Namespace: LLama
The base class for stateful LLama executors.
public abstract class StatefulExecutorBase : LLama.Abstractions.ILLamaExecutor
Inheritance Object → StatefulExecutorBase
Implements ILLamaExecutor
The context used by the executor.
public LLamaContext Context { get; }
This API is currently not verified.
public StatefulExecutorBase WithSessionFile(string filename)
filename String
This API has not been verified currently.
public void SaveSessionFile(string filename)
filename String
After running out of the context, take some tokens from the original prompt and recompute the logits in batches.
protected void HandleRunOutOfContext(int tokensToKeep)
tokensToKeep Int32
Try to reuse the matching prefix from the session file.
protected void TryReuseMathingPrefix()
Decide whether to continue the loop.
protected abstract bool GetLoopCondition(InferStateArgs args)
args InferStateArgs
Preprocess the inputs before the inference.

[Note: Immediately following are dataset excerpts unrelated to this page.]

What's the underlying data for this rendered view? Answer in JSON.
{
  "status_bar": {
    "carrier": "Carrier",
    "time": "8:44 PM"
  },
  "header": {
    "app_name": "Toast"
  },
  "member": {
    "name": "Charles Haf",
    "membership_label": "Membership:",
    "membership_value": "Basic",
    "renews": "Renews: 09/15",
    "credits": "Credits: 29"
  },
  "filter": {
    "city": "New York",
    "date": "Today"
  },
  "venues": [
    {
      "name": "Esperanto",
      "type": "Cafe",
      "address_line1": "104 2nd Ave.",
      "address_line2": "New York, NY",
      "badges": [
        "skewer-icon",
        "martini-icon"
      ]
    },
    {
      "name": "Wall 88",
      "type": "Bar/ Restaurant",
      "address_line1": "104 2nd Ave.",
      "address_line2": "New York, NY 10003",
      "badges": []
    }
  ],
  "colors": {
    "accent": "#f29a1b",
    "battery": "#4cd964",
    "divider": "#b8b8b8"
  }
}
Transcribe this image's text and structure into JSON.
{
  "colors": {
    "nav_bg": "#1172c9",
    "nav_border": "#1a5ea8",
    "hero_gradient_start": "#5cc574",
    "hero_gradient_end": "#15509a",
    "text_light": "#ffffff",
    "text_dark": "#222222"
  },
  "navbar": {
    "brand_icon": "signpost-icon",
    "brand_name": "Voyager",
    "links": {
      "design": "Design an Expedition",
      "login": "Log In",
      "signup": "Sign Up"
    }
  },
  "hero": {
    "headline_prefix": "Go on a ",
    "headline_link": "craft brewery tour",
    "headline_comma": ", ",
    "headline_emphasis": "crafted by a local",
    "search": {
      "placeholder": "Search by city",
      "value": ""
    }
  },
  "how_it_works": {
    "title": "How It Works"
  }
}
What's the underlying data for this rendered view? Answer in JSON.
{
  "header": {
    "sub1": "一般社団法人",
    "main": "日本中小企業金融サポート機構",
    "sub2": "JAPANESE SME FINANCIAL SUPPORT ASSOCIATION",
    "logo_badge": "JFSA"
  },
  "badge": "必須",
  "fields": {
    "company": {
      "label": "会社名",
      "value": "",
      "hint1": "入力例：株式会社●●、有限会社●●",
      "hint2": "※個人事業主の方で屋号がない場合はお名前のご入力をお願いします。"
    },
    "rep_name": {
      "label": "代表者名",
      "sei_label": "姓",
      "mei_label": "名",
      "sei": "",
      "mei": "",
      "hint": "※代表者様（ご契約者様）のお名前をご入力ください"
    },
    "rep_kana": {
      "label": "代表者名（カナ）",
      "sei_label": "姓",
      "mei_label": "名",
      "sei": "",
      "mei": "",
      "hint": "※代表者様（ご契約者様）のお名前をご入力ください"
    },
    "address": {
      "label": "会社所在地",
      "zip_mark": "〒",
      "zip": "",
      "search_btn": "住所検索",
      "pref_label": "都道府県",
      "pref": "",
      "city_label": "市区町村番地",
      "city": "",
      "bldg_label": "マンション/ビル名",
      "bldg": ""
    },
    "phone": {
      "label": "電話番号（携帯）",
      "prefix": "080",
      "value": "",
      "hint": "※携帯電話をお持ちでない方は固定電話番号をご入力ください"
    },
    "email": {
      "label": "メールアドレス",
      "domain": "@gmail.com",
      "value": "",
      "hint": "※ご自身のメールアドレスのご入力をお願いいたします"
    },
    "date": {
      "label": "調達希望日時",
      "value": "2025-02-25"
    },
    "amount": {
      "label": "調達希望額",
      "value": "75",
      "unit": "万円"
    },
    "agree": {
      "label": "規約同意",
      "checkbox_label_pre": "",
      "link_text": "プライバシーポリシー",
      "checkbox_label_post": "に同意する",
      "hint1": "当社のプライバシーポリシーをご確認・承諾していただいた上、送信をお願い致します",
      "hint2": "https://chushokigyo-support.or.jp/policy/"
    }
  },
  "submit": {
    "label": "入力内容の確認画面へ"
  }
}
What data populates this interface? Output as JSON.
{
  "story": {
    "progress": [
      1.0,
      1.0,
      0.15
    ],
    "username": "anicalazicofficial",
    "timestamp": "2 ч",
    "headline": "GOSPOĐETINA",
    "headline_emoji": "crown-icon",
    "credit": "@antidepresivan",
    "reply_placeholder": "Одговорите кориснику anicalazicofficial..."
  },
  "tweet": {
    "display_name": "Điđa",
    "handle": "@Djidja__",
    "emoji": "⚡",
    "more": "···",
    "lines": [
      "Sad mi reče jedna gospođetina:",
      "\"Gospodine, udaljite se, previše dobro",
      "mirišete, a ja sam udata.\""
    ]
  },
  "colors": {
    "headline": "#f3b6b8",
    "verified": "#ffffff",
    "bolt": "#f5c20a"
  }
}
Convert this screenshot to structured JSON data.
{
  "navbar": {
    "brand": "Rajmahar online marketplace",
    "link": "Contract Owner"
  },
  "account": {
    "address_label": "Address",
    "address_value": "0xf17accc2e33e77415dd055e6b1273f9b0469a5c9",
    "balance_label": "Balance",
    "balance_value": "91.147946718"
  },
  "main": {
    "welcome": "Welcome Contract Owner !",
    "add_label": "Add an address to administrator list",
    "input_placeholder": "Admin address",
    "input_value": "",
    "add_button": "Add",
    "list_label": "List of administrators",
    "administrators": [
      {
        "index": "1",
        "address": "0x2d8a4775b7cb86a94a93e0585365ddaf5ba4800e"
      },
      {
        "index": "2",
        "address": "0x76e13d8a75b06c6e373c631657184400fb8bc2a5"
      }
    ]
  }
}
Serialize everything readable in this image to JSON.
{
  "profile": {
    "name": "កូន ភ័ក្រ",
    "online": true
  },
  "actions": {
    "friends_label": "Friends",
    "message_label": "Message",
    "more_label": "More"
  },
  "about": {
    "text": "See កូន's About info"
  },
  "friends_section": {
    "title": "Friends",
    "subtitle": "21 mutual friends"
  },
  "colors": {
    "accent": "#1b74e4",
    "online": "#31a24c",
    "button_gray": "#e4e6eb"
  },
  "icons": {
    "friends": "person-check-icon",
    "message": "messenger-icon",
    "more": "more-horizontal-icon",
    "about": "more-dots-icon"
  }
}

protected abstract void PreprocessInputs(string text, InferStateArgs args)
text String
args InferStateArgs
Do some post processing after the inference.
protected abstract bool PostProcess(IInferenceParams inferenceParams, InferStateArgs args, IEnumerable`1& extraOutputs)
inferenceParams IInferenceParams
args InferStateArgs
extraOutputs IEnumerable`1&
The core inference logic.
protected abstract void InferInternal(IInferenceParams inferenceParams, InferStateArgs args)
inferenceParams IInferenceParams
args InferStateArgs
Save the current state to a file.
public abstract void SaveState(string filename)
filename String
Get the current state data.
public abstract ExecutorBaseState GetStateData()
Load the state from data.
public abstract void LoadState(ExecutorBaseState data)
data ExecutorBaseState
Load the state from a file.
public abstract void LoadState(string filename)
filename String
Execute the inference.
public IEnumerable<string> Infer(string text, IInferenceParams inferenceParams, CancellationToken cancellationToken)
text String
inferenceParams IInferenceParams
cancellationToken CancellationToken
Execute the inference asynchronously.
public IAsyncEnumerable<string> InferAsync(string text, IInferenceParams inferenceParams, CancellationToken cancellationToken)
text String
inferenceParams IInferenceParams
cancellationToken CancellationToken